Opponents of New York’s plastic-bag fee are taking one last stab at derailing the change before it rolls out February 15. New York bipartisanship is all but dead nowadays, but one way to unite Republicans and Democrats is apparently to impose a five-cent citywide fee on their grocery bags. Yesterday, state senators passed a bill 42 to 18 prohibiting “any tax, fee, or local charge on carry-out merchandise bags in cities having a population of one million or more.” Of course, that plural cities part is sort of a joke because Buffalo is the state’s second largest, and its current population is 258,959.
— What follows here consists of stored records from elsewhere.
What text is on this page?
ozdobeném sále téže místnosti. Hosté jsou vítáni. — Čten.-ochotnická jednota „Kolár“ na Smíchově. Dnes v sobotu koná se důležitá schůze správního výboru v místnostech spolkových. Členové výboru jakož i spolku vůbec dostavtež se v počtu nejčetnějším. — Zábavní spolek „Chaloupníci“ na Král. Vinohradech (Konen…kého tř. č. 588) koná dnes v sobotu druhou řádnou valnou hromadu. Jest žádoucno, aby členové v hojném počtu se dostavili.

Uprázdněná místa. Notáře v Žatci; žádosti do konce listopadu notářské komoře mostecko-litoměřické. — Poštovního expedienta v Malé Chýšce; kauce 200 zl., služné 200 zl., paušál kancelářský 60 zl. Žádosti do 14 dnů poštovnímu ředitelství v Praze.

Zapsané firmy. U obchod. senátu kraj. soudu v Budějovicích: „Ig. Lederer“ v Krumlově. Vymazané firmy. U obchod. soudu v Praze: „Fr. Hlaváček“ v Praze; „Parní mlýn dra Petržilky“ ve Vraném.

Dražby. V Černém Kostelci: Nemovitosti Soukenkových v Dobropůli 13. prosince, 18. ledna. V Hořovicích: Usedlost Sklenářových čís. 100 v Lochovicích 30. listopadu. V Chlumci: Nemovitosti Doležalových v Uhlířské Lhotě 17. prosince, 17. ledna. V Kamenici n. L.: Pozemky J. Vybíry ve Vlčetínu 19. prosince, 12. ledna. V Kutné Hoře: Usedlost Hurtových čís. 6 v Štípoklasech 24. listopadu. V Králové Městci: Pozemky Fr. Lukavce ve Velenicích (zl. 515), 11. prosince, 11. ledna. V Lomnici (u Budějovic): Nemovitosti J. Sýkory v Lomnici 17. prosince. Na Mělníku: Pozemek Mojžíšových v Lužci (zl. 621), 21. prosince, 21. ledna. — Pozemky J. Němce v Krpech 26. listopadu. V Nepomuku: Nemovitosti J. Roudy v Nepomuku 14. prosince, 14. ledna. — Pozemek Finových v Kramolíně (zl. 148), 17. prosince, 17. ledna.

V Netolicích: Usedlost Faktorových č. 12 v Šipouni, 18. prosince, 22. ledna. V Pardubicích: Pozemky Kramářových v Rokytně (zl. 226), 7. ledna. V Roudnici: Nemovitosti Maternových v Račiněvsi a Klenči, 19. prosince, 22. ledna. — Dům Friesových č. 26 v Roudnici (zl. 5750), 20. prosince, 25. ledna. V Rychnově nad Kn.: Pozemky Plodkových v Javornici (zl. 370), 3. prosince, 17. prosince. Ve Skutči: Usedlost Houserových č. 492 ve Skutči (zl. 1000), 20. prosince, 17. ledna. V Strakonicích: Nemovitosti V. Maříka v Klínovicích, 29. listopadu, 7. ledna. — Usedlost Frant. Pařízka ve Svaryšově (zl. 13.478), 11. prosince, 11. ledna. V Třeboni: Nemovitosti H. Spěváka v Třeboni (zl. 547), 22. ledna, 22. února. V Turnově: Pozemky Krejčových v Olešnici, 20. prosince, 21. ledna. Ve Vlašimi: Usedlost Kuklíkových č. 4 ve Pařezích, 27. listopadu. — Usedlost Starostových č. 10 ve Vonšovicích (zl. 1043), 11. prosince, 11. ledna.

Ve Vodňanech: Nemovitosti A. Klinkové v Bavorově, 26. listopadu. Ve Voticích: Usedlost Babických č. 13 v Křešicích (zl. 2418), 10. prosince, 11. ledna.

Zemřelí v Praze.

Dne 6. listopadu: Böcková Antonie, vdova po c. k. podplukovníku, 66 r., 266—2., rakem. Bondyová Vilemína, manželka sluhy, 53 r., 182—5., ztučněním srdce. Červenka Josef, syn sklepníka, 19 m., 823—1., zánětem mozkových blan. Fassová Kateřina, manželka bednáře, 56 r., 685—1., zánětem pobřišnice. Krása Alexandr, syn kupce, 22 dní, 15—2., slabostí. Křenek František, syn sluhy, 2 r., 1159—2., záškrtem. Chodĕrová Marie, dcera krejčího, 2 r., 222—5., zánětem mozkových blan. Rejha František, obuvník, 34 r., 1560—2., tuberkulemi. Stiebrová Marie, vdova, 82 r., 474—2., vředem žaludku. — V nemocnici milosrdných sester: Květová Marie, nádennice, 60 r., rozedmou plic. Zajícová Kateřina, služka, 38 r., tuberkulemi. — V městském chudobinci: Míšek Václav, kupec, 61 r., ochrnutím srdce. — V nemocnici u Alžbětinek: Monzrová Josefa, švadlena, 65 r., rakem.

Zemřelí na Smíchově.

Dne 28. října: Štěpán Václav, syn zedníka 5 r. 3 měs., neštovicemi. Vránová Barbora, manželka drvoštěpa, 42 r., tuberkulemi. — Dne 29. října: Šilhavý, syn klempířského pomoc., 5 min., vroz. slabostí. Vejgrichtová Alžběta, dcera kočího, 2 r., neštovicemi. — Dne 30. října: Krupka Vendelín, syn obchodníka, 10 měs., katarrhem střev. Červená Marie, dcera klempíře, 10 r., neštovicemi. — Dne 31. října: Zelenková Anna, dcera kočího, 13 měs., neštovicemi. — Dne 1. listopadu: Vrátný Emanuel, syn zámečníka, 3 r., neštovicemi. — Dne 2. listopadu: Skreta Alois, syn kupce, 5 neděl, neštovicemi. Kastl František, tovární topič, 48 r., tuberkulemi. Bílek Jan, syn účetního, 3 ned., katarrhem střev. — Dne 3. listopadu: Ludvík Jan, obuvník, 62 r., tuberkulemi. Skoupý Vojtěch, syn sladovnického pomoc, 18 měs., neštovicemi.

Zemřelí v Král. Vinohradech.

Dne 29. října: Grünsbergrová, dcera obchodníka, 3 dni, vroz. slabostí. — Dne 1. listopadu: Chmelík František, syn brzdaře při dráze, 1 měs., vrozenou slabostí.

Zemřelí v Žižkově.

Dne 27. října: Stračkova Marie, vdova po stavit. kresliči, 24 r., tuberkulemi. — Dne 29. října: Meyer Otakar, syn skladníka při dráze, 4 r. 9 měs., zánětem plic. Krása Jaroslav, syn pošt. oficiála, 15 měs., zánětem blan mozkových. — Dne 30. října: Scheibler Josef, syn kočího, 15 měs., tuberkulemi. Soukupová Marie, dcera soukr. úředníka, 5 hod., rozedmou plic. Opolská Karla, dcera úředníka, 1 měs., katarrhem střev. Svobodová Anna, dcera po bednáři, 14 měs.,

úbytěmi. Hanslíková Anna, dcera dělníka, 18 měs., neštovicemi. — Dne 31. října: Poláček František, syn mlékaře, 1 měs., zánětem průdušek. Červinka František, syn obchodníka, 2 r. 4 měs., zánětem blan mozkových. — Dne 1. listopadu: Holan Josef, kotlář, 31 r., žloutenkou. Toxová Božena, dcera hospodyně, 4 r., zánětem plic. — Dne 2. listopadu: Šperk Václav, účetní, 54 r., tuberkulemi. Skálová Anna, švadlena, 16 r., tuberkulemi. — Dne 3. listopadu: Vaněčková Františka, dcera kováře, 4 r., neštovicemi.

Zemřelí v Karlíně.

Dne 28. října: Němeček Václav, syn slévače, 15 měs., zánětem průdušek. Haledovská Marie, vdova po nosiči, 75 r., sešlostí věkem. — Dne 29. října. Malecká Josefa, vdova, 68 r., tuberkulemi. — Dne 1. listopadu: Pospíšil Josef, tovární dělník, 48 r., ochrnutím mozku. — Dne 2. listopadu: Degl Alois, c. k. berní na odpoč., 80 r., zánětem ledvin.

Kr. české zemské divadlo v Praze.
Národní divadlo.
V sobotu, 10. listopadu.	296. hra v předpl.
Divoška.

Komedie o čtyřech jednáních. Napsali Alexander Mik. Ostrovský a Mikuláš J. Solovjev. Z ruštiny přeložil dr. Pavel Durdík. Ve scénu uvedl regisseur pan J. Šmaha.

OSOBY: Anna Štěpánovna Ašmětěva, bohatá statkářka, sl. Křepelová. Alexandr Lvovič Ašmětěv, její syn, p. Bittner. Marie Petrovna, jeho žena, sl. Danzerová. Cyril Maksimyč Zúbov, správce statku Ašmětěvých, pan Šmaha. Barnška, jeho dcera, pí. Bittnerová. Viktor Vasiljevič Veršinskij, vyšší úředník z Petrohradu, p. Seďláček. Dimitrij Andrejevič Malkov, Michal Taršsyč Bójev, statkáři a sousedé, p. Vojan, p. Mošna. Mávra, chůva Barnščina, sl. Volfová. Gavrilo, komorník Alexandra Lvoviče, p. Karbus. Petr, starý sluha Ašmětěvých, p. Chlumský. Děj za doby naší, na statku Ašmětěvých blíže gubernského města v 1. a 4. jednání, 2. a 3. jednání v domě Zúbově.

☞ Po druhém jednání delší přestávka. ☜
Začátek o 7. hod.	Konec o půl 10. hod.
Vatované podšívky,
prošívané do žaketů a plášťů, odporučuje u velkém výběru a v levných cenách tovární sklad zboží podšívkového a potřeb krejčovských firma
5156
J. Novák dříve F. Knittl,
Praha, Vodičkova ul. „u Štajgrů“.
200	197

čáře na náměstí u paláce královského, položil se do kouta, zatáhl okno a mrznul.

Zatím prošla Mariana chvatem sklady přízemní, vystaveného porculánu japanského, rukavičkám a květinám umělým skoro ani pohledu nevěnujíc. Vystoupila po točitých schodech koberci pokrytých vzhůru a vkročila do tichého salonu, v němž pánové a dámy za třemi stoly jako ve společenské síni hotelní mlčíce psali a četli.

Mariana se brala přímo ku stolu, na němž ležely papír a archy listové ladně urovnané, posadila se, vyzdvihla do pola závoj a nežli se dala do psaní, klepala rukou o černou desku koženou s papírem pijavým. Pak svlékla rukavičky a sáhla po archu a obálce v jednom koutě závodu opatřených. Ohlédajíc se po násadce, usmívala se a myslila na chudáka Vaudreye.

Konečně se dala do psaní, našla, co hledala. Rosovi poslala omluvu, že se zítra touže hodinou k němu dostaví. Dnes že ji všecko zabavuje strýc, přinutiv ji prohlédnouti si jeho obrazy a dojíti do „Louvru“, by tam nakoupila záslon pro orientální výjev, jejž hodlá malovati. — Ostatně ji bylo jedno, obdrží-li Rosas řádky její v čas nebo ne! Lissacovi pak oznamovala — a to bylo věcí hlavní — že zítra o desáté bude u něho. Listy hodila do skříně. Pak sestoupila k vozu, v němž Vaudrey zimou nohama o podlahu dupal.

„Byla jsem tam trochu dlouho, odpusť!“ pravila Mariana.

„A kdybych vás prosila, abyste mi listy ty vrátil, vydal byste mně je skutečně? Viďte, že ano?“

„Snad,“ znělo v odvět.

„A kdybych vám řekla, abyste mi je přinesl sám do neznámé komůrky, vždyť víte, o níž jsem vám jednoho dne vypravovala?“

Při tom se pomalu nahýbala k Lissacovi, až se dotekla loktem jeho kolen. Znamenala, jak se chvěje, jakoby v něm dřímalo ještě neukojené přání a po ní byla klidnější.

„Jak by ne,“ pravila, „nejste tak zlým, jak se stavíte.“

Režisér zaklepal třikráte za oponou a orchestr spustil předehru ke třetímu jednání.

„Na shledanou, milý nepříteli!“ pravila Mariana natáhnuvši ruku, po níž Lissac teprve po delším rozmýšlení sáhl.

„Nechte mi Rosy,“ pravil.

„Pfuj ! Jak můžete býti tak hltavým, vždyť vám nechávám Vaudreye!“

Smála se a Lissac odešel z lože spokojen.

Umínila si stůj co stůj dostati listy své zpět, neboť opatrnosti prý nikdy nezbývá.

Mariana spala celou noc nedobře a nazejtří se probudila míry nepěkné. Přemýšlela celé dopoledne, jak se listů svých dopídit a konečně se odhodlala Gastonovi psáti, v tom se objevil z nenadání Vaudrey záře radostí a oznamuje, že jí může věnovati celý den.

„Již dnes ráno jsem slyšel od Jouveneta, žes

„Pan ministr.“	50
The reason for the wording is actually so that if signed into law, the bill won’t invalidate other bag fees already on the books, like ones in Long Beach or Suffolk County. The bill’s sponsor, Brooklyn Democrat Simcha Felder, explains that New York City families have problems “just getting by, paying for groceries, rent, and heat,” and that this nickel surcharge — which breezed through City Council, and applies to each individual bag, both paper and plastic, but not to restaurant takeout — is an attempt to “shake them down every time they shop.”
For the last-ditch torpedoing to work, the Democrat-controlled Assembly would have to vote in favor of the bill; then Governor Cuomo would have to sign it. Brad Lander, a pro-fee City Council member, tells the Times
he can’t imagine why Assembly Democrats would help Republicans “overturn a democratically adopted law to reduce plastic waste.” Backers of the fee can probably take solace in the fact that Assembly Speaker Carl Heastie wouldn’t say when, or if, they’ll take up the legislation when asked by reporters, and Cuomo’s office has so far declined to “discuss the governor’s position.”